Nobody likes spam. I get at least 500 pieces of "no questions about it" spam every day. There are probably another 50 pieces a day that are definitely not spam, but they aren't of interest to me. For example, I receive quite a few press releases because I write about computer stuff. Some of them talk about products that I want to tell you about and some are about really obscure stuff that doesn't have much to do with what I cover.
Like most everyone, I have spam filters that filter out the majority of the stuff that should never be sent. Heck, a lot of the spam is in Russian and I can't even read it so I'm not really sure how someone benefits from it. Oh well, I digress.
I needed to cover that ground so I can explain the true problem with spam filters. They are often over aggressive and block "good" mail. Part of this is user error, but a lot of it has to do with stereotyping.

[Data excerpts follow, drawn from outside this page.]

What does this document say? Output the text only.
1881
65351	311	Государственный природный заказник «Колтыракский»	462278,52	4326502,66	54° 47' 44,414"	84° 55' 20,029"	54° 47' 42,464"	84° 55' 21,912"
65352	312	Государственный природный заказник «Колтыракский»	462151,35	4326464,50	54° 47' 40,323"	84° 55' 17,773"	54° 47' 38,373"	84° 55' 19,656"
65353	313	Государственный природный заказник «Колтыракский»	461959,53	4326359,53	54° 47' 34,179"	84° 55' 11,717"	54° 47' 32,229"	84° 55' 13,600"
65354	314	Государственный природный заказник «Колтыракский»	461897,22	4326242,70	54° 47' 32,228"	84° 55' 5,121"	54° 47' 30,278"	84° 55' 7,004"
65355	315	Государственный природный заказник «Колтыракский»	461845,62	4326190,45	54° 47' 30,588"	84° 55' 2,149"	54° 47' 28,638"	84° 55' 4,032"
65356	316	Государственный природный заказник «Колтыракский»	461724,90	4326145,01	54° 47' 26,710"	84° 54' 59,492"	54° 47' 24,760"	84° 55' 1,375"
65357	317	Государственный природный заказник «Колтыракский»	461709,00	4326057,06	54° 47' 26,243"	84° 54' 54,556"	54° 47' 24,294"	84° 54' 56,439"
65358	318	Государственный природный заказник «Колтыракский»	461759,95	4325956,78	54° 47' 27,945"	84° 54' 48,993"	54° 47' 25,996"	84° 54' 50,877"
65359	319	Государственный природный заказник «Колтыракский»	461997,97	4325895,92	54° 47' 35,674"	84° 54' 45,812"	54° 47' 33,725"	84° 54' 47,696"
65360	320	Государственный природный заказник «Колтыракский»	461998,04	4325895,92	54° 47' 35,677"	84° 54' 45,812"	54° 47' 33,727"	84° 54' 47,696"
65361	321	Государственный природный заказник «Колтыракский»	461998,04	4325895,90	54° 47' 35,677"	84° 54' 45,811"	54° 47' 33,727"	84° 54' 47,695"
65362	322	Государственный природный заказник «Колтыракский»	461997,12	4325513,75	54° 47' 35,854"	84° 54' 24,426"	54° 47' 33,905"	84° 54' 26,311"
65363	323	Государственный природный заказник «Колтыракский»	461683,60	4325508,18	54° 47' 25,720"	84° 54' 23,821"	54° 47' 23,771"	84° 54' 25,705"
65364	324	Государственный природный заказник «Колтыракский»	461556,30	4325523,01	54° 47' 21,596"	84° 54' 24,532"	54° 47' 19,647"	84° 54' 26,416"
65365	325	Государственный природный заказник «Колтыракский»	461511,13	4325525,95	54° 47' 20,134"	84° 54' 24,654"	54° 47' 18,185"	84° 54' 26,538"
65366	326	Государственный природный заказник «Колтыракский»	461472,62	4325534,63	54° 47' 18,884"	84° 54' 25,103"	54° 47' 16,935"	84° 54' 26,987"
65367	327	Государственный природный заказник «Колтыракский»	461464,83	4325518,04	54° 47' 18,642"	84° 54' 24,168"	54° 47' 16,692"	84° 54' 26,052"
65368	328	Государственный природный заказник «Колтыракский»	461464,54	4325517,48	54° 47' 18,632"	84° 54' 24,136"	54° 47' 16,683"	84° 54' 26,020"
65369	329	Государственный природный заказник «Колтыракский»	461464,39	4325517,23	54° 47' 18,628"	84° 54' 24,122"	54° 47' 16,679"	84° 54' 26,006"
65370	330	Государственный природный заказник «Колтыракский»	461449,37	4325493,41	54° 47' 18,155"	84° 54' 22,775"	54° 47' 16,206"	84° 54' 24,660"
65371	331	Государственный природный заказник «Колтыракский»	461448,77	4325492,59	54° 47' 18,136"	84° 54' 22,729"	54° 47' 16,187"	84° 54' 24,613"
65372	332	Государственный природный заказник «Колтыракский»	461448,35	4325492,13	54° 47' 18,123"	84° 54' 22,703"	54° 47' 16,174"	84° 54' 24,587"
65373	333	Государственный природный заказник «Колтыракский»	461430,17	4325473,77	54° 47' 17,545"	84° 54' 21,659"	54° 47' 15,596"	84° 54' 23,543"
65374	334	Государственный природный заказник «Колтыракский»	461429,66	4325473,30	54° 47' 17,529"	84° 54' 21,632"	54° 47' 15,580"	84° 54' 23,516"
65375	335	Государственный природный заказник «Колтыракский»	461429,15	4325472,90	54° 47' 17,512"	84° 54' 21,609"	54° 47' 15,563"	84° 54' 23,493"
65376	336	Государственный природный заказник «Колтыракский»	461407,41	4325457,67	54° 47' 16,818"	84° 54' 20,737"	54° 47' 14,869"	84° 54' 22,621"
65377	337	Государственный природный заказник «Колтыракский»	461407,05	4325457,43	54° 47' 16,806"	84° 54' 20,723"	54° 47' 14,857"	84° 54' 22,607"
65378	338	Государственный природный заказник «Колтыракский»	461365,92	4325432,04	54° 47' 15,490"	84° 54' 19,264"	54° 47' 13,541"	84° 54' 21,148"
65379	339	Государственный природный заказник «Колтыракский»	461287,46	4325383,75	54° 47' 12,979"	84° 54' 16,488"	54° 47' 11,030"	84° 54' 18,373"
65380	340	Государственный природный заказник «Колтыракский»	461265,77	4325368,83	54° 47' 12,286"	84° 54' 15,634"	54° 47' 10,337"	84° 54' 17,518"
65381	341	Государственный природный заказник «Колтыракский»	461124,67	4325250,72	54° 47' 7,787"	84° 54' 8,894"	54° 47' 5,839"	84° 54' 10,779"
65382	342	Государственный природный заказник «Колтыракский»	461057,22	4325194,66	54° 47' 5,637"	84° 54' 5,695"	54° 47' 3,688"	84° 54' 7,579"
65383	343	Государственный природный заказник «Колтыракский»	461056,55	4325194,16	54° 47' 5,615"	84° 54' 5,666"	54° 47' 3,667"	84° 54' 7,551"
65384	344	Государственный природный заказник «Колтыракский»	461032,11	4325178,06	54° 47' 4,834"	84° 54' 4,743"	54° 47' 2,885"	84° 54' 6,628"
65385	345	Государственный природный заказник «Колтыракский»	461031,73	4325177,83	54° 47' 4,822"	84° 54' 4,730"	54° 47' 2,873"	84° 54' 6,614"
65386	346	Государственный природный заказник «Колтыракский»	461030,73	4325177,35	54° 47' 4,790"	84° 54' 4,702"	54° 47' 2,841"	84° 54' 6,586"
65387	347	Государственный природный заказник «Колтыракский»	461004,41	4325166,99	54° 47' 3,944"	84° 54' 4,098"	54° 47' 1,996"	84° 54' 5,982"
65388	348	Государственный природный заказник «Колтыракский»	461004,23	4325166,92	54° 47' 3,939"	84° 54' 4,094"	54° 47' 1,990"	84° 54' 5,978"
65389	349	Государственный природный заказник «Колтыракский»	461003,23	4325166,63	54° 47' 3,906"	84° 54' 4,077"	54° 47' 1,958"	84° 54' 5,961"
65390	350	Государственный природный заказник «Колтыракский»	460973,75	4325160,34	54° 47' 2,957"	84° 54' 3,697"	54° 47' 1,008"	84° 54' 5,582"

A day doesn't go by where we don't hear from a customer furious that we haven't sent them a product they purchased via e-mail. I freely admit that maybe 1% of these are our fault. There are probably another 10% where the customer has an old e-mail address on their PayPal account and so we sent to this "old" e-mail. It was the only address we had. The vast majority of the problems are spam filters. We did send the mail and the user either didn't get it at all because of spam filters or they haven't looked in the area where their spam lands.
So please go to your spam filter right now and whitelist the unleash.com domain. This will save all of us headaches down the road.
Dealing with those spam filters is certainly annoying, but it is nothing compared to the problem we had last week. I sent out a newsletter announcing that the latest issue of our
CorelDRAW Unleashed magazine was available. If you have an AOL address, you didn't get it. AOL blocked the e-mail because it contained a "spammy" URL. Of course, they just tell you that one is spammy without telling you which one. This upset the company who manages our newsletter list as
all of their customers were blocked from sending to AOL addresses because of our newsletter.
We did some investigation with AOL. Their first response was that there was nothing wrong with the newsletter. After digging a bit further, they gave us the bad URL. The offender? It was a link to buy CorelDRAW from Corel Corporation directly. No matter your personal definition of spam, that is about as far from spammy as it gets.
Like many companies, Corel has an affiliate program. That means they provide links to buy their products and those links are coded so that a third-party can receive a small commission if they send a sale to the company selling the product. Corel uses
Commission Junction to handle their affiliate program. So the link is actually a Commission Junction (CJ) domain which then redirects to Corel. If you were to click on the link and bought a copy of CorelDRAW, we'd get a small commission on the sale. This helps vendors sell products and helps those of us who publish content make a little bit of money.
I can only guess why the CJ domain is blacklisted by AOL. There was probably someone who put one of their links in an e-mail and truly sent it as spam. CJ manages affiliate programs for hundreds of companies and millions of products. The sad thing is that AOL just blacklists them all. Other companies that supply large amounts of freemail like hotmail.com, Gmail, yahoo.com are not nearly as strict with their filters and do allow some user configuration. AOL is just bad. Their filters are clamped down so tight that I'm sure there are false alarms going off like crazy. If I had an AOL e-mail address, I would drop it immediately!
So while I hate spam, I really hate spam filters!